I fitti carteggi che da allora Giacomo tenne con i due illustri micologi sono di eccezionale importanza per «farci conoscere anche l’uomo Bresadola, con le sue tendenze, i suoi slanci, le sue generosità e qualche volta con le immancabili ostinazioni da buon montanaro, […]; nonché tutti i suoi problemi di uomo, di scienziato, di prete».
Probabilmente divenne il più insigne micologo del suo tempo, maestro ascoltatissimo (ebbe una fitta corrispondenza, con circa 400 studiosi sparsi in tutti i continenti, oggi perlopiù all’università di Washington), descrisse 1.017 specie di funghi, più una quindicina di generi, in circa 60 pubblicazioni scritte quasi tutte in latino.
Mise mano più volte a nuove collezioni di funghi che oggi si trovano in pubbliche istituzioni di Stoccolma (la maggiore, oltre 30 mila specie), di Washington, di Trento, di Uppsala, di Leida, di Parigi, di Berlino, di Kiew, di Roma, eccetera.
A Trento,” viveva in una casetta, situata in una via secondaria, costituita da due stanzette. E o chino sul vecchio microscopio, poggiato sopra il piccolo tavolino nella sua camera da letto, o sul davanzale della finestra utilizzato come leggio, Bresadola trascorse gran parte della sua umile e schiva esistenza”.

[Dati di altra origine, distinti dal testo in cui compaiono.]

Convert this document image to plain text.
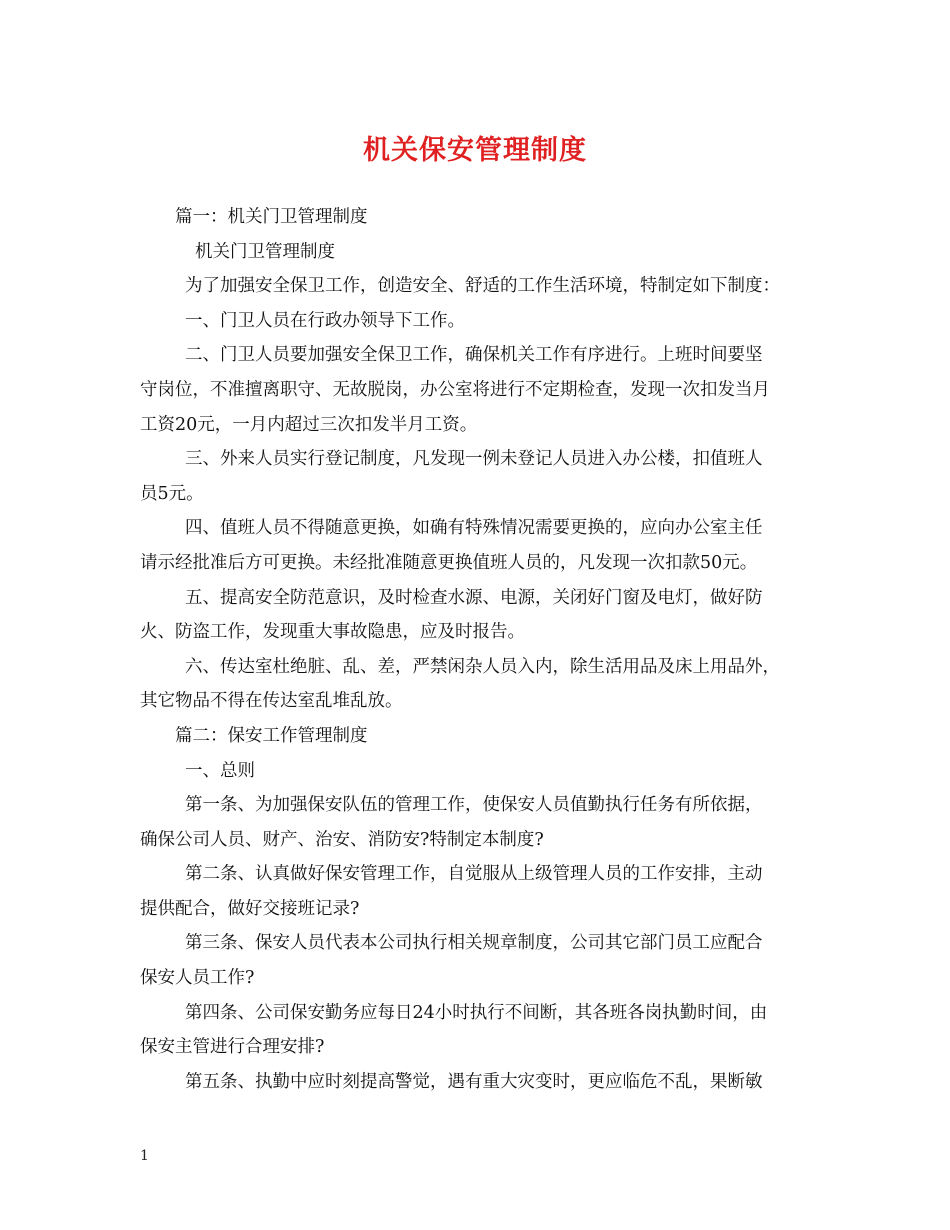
机关保安管理制度
篇一：机关门卫管理制度
机关门卫管理制度
为了加强安全保卫工作，创造安全、舒适的工作生活环境，特制定如下制度：
一、门卫人员在行政办领导下工作。
二、门卫人员要加强安全保卫工作，确保机关工作有序进行。上班时间要坚
守岗位，不准擅离职守、无故脱岗，办公室将进行不定期检查，发现一次扣发当月
工资20元，一月内超过三次扣发半月工资。
三、外来人员实行登记制度，凡发现一例未登记人员进入办公楼，扣值班人
员5元。
四、值班人员不得随意更换，如确有特殊情况需要更换的，应向办公室主任
请示经批准后方可更换。未经批准随意更换值班人员的，凡发现一次扣款50元。
五、提高安全防范意识，及时检查水源、电源，关闭好门窗及电灯，做好防
火、防盗工作，发现重大事故隐患，应及时报告。
六、传达室杜绝脏、乱、差，严禁闲杂人员入内，除生活用品及床上用品外，
其它物品不得在传达室乱堆乱放。
篇二：保安工作管理制度
一、总则
第一条、为加强保安队伍的管理工作，使保安人员值勤执行任务有所依据，
确保公司人员、财产、治安、消防安?特制定本制度?
第二条、认真做好保安管理工作，自觉服从上级管理人员的工作安排，主动
提供配合，做好交接班记录?
第三条、保安人员代表本公司执行相关规章制度，公司其它部门员工应配合
保安人员工作?
第四条、公司保安勤务应每日24小时执行不间断，其各班各岗执勤时间，由
保安主管进行合理安排?
第五条、执勤中应时刻提高警觉，遇有重大灾变时，更应临危不乱，果断敏
1
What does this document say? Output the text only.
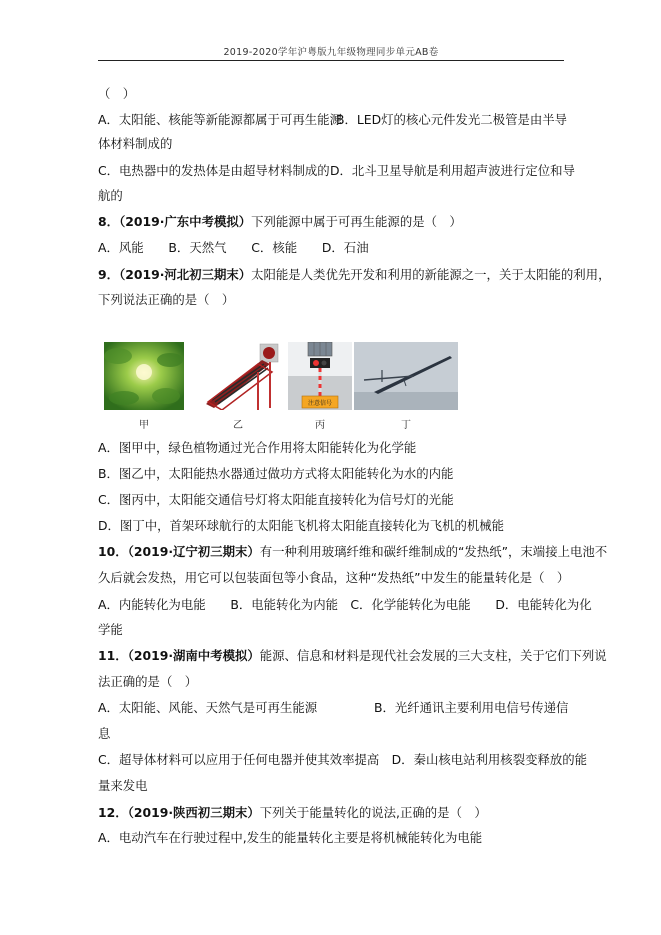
2019-2020学年沪粤版九年级物理同步单元AB卷
（　）
A．太阳能、核能等新能源都属于可再生能源
B．LED灯的核心元件发光二极管是由半导
体材料制成的
C．电热器中的发热体是由超导材料制成的 D．北斗卫星导航是利用超声波进行定位和导
航的
8．（2019·广东中考模拟）下列能源中属于可再生能源的是（　）
A．风能　　B．天然气　　C．核能　　D．石油
9．（2019·河北初三期末）太阳能是人类优先开发和利用的新能源之一，关于太阳能的利用，
下列说法正确的是（　）
甲	乙
注意信号
丙	丁
A．图甲中，绿色植物通过光合作用将太阳能转化为化学能
B．图乙中，太阳能热水器通过做功方式将太阳能转化为水的内能
C．图丙中，太阳能交通信号灯将太阳能直接转化为信号灯的光能
D．图丁中，首架环球航行的太阳能飞机将太阳能直接转化为飞机的机械能
10．（2019·辽宁初三期末）有一种利用玻璃纤维和碳纤维制成的“发热纸”，末端接上电池不
久后就会发热，用它可以包装面包等小食品，这种“发热纸”中发生的能量转化是（　）
A．内能转化为电能　　B．电能转化为内能　C．化学能转化为电能　　D．电能转化为化
学能
11．（2019·湖南中考模拟）能源、信息和材料是现代社会发展的三大支柱，关于它们下列说
法正确的是（　）
A．太阳能、风能、天然气是可再生能源	B．光纤通讯主要利用电信号传递信
息
C．超导体材料可以应用于任何电器并使其效率提高　D．秦山核电站利用核裂变释放的能
量来发电
12．（2019·陕西初三期末）下列关于能量转化的说法,正确的是（　）
A．电动汽车在行驶过程中,发生的能量转化主要是将机械能转化为电能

Questo modesto, affabile, scherzoso e colto trentino fu anche – «e data la vasta conoscenza che ebbe della Natura» non poteva essere diversamente – un erpetologo dilettante e i serpenti (con annesse superstizioni popolari) erano tra gli argomenti di conversazioni che aveva, per esempio a Margone e a Mendola, nel salotto dei baroni Isidoro e Valentino Salvadori o dopo una o più delle frequenti conferenze sui funghi da «lui tenute alla buona e per lo più all’aperto» in alcuni paesi del Trentino.
I riferimenti alle «bisse» dell’abate Bresadola subirono varie vicende: quelli parzialmente «radunati» dall’agronomo, fitopatologo e micologo trentino Giulio Catoni (1869-1950) – a cui premeva però la parte «fungina» del testo – si trovano dispersi in archivi, più privati che pubblici, di Bologna, di Livorno, di Roma e di Trento, altri sono a Washington.
A Ortisé esiste tutt’ora (con tanto di targa turistica) la sua casa natale.